Cette décision a été notifiée le 1er octobre 2021 à la société [7], laquelle en a relevé appel le 22 octobre suivant.

Par conclusions, visées par le greffe le 16 décembre 2022 et soutenues oralement à l'audience la société [7] prie la cour de :

- réformer le jugement entrepris,

statuant à nouveau, annuler le chef de redressement n°3 (avantage en nature logement) ou, à tout le moins, dire et juger qu'il y a lieu d'exclure du redressement une somme équivalente à 1 357 euros par mois correspondant au montant des dépenses antérieures,

- annuler le chef de redressement n°6 (bons d'achat et cadeaux du CE),

- annuler le chef de redressement n°7 (prise en charge des dépenses personnelles),

- condamner l'URSSAF de Picardie à lui rembourser les sommes suivantes :

8 325 euros au titre d'un avantage en nature logement (année 2018),

23 692 euros au titre de bons d'achat et cadeaux attribués par le comité d'entreprise (années 2016, 2017 et 2018),

62 188 euros au titre de la prise en charge des dépenses personnelles (années 2016, 2017 et 2018),

outre les majorations afférentes et les intérêts de retard à compter du versement des montants objets du redressement entre les mains de l'URSSAF de Picardie,

en tout état de cause, condamner l'URSSAF de Picardie à lui payer la somme de 2 500 euros en application des dispositions de l'article 700 du code de procédure civile, ainsi qu'aux entiers dépens.

S'agissant du chef de redressement n°3 (avantage en nature logement), elle fait essentiellement valoir que :

M. [B] [C], président de la société, est amené à réaliser des déplacements professionnels réguliers en région parisienne,

sur l'exercice comptable de 2016/2017 ces déplacements ont conduit à une charge d'environ 1 367 euros par mois,

à compter du 1er février 2018 la société a décidé de louer un appartement à Paris et a ainsi conclu un bail avec la SCI Deves aux termes duquel il a été décidé qu'elle paierait 57 % du loyer, soit 2 200 euros par mois, le reste étant à la charge personnelle de M. [C],

la nature des dépenses n'a donc pas évolué, mais simplement la forme de ces frais,

ces frais sont des frais professionnels qui n'ont pas à être supportés par le dirigeant et qui ne peuvent donc être considérés comme des avantages en nature,

l'appartement se situe à 6,3 km du siège, n'est pas trop grand et est pris en charge seulement partiellement par la société.

Au titre du chef de redressement n°6 (bons d'achat et cadeaux CE), elle soutient que :

- le cadeau pour la fête des pères et des mères ne peut valablement être redressé dans la mesure où le plafond de 5 % de la sécurité sociale n'a pas été dépassé en 2016, et qu'il n'y a pas lieu de distinguer selon la situation familiale,

- les bons d'achat de fin d'année ne peuvent être valablement redressés dans la mesure où le plafond de 5 % n'a pas été dépassé en 2016, 2017 et 2018 et qu'il a été tenu compte de la présence effective du salarié sur l'année.

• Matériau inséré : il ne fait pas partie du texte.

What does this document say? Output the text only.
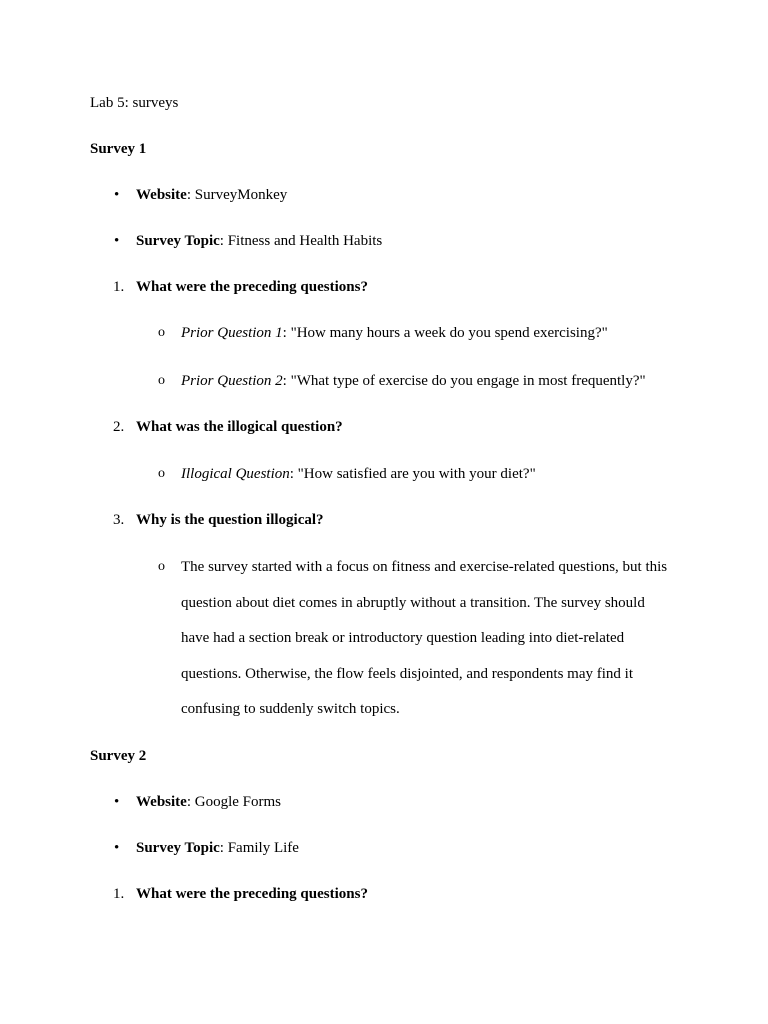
Lab 5: surveys
Survey 1
•	Website: SurveyMonkey
•	Survey Topic: Fitness and Health Habits
1. What were the preceding questions?
o Prior Question 1: "How many hours a week do you spend exercising?"
o Prior Question 2: "What type of exercise do you engage in most frequently?"
2. What was the illogical question?
o Illogical Question: "How satisfied are you with your diet?"
3. Why is the question illogical?
o The survey started with a focus on fitness and exercise-related questions, but this
question about diet comes in abruptly without a transition. The survey should
have had a section break or introductory question leading into diet-related
questions. Otherwise, the flow feels disjointed, and respondents may find it
confusing to suddenly switch topics.
Survey 2
•	Website: Google Forms
•	Survey Topic: Family Life
1. What were the preceding questions?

Elle précise également que des bons d'achat sont versés depuis de nombreuses années par le comité d'entreprise, que cette pratique a déjà été constatée par l'URSSAF sans qu'elle ne fasse l'objet d'une quelconque réserve et que, dès lors, elle est fondée à opposer l'existence d'un accord implicite de l'URSSAF de Picardie en cette matière.

Enfin, pour le chef de redressement n°7 (prise en charge des dépenses personnelles), elle indique que :

- l'URSSAF n'explique en rien en quoi cela constituerait des dépenses personnelles,

- le redressement mêle des sommes de nature différente obéissant à des logiques distinctes, notamment des contraventions, des frais de sponsoring, des cadeaux aux clients (cartes cadeaux, produits '), aux partenaires commerciaux, des frais d'hébergement, des frais de restauration et de transport lesquels doivent être exclus de l'assiette de redressement.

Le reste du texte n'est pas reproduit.